AFP reports that the team determined that the past decade has been hotter than 80 percent of the last 11,300 years; and temperatures are still rising. Nearly every climate model evaluated by the International Panel on Climate Change (IPCC) predicts that the Earth's atmosphere will be hotter in the coming decades than at any point since the end of the Ice Age. The study explains that this is true no matter what greenhouse gas emission scenario is used.
"We already knew that on a global scale, Earth is warmer today than it was over much of the past 2,000 years," said Shaun Marcott, who is a post-graduate paleoclimatology researcher at Oregon State. "Now we know that it is warmer than most of the past 11,300 years. This is of particular interest because the Holocene spans the entire period of human civilization."
Over the past 5,000 years, the data show that temperatures cooled by about 1.5F. They have been rising again, though, in the past 100 years, especially in the Northern Hemisphere where land masses and population centers are larger.
Average global temperatures will rise by 2 to 11.5 degrees Fahrenheit by the end of the century, according to the climate model predictions.
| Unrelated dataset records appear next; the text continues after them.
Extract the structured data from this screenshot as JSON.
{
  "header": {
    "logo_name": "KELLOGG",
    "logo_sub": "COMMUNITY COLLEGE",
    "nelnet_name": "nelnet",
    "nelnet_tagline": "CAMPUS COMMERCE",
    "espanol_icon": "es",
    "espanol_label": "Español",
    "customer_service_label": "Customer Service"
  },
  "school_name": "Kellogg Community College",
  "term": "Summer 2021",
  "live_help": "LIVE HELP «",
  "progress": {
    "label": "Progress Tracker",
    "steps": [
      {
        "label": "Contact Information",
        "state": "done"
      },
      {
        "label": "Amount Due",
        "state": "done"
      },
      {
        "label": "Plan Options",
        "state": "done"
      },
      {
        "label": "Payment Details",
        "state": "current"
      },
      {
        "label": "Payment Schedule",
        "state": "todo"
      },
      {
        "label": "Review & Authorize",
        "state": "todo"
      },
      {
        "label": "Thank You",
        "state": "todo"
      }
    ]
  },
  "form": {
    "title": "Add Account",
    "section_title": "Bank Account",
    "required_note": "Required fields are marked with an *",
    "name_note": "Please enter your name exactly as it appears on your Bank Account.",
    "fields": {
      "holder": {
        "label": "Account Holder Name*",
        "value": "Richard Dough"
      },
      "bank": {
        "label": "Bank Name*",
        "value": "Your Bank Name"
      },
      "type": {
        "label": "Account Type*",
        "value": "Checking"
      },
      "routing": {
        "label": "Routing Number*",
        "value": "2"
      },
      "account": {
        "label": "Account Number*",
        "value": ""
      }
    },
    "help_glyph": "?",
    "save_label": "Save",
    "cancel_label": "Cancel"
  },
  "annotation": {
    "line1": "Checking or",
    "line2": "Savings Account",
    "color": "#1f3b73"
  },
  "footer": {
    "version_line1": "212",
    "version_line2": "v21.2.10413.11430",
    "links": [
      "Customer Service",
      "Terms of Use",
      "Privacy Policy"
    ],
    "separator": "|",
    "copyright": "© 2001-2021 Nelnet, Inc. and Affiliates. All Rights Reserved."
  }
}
The range is based on the level of CO2 emissions resulting from human activities.
"What is most troubling is that this warming will be significantly greater than at any time during the past 11,300 years," said Peter Clark, a paleoclimatologist at Oregon State.
During that time, the main natural factor affecting temperatures was the Earth's position with respect to the Sun.
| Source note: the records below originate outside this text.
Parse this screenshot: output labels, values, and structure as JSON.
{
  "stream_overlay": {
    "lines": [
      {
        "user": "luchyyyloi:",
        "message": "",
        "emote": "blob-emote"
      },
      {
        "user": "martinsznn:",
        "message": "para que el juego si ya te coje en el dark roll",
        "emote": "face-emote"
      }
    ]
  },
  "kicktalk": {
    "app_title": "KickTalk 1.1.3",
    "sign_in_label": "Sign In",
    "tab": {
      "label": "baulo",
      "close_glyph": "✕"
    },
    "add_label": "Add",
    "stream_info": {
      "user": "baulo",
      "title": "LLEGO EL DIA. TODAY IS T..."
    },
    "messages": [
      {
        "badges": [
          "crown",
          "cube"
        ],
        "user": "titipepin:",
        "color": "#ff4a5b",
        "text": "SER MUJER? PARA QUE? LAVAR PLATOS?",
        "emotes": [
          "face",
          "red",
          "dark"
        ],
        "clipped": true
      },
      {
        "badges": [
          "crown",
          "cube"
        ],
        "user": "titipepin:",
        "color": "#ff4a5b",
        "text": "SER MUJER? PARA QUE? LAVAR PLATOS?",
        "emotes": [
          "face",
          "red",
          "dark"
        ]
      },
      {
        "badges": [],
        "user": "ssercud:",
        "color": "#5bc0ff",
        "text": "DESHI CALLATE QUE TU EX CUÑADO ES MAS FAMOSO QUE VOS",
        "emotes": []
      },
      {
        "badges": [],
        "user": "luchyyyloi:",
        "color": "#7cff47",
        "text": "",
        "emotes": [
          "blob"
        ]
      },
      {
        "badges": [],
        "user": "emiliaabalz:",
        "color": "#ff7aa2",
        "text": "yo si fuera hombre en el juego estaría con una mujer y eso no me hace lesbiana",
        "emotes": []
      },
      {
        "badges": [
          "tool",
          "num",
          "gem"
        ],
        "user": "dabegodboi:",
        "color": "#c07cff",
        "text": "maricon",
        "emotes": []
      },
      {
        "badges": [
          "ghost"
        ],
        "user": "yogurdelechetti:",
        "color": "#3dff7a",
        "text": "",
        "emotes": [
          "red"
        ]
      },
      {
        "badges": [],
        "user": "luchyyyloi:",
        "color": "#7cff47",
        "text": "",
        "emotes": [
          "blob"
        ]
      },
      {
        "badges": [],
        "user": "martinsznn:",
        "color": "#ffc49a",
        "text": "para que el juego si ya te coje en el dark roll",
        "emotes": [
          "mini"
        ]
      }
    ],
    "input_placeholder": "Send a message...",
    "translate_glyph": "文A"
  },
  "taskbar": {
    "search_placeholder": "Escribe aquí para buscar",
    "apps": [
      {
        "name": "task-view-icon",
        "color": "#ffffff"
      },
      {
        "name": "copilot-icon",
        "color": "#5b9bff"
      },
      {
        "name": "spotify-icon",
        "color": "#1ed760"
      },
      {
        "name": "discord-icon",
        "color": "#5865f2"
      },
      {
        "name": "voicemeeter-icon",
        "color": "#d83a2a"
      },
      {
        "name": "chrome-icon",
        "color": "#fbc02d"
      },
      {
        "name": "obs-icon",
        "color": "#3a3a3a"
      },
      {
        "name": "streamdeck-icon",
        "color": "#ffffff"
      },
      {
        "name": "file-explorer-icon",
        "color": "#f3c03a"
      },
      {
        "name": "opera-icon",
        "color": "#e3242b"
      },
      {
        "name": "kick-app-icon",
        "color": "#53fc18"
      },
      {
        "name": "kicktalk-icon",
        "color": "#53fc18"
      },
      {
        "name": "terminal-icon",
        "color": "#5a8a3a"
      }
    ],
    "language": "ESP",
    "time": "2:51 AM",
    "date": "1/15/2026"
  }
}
"During the warmest period of the Holocene, the Earth was positioned such that Northern Hemisphere summers warmed more," Marcott said. "As the Earth's orientation changed, Northern Hemisphere summers became cooler, and we should now be near the bottom of this long-term cooling trend -- but obviously, we are not."
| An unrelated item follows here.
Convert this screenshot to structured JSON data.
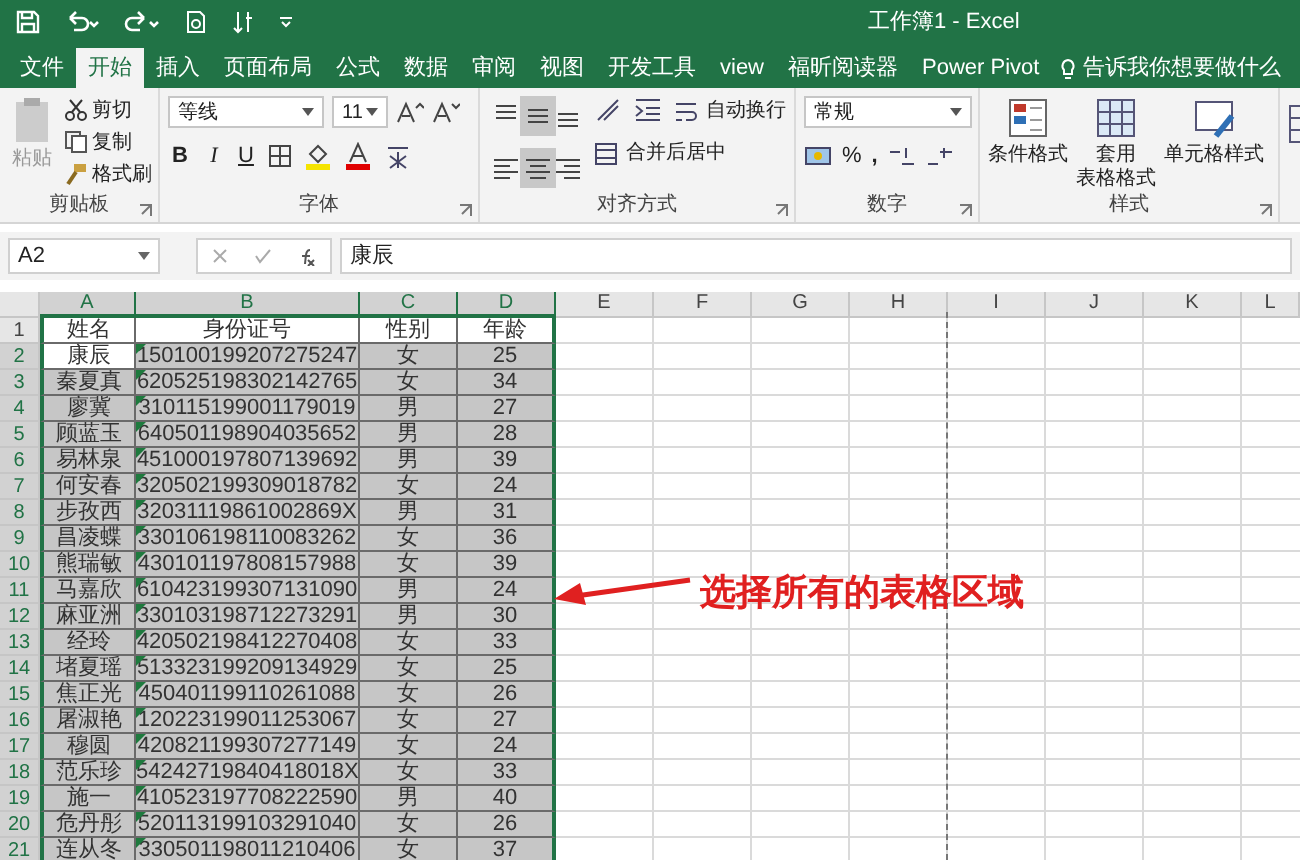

According to the Wall Street Journal, the research team was also seeking to understand if this shift in temperatures in the past 150 years was unusual–the result of greenhouse-gas emissions from human activity — or can it be explained as part of natural, long-term variations in temperature? The study seems to point to a human culprit because of the suddenness of the shift, which appears to be out of sync with longterm trends.
"What's different is the rate of change," said Marcott.
"This paper throws down the gauntlet by showing that Earth is on its way to being warmer," added David M. Anderson, who heads the paleoclimatology program at the US National Oceanic and Atmospheric Administration (NOAA). "By 2100, it will be a heck of a lot warmer than it was 11,000 years ago."
Anderson warns the insights that can be gained by studying ancient temperature trends are limited, however.
"It's a weakness to look at the world 11,000 years ago, because those were sunlight-driven changes and not CO2-driven changes," Dr. Anderson said. Sunlight-related changes are gradual and vary across different parts of the globe; greenhouse-gas emissions trigger warming everywhere.
Paleoclimatology is a challenging discipline that seeks to estimate Earth's ancient climate relying on proxy measurements taken from such sources as marine fossils or ice cores. These sources offer physical records of past temperatures. To confirm a finding, paleoclimatologists typically check the temperature records from one source with those derived from another, unrelated source.
These new studies could become a focal point in the longstanding debate over the cause of rising temperatures, with many scientists blaming increased emissions of greenhouse gases such as CO2. Other contingents disagree, believing that natural factors, like an increase in cloud cover, are at fault.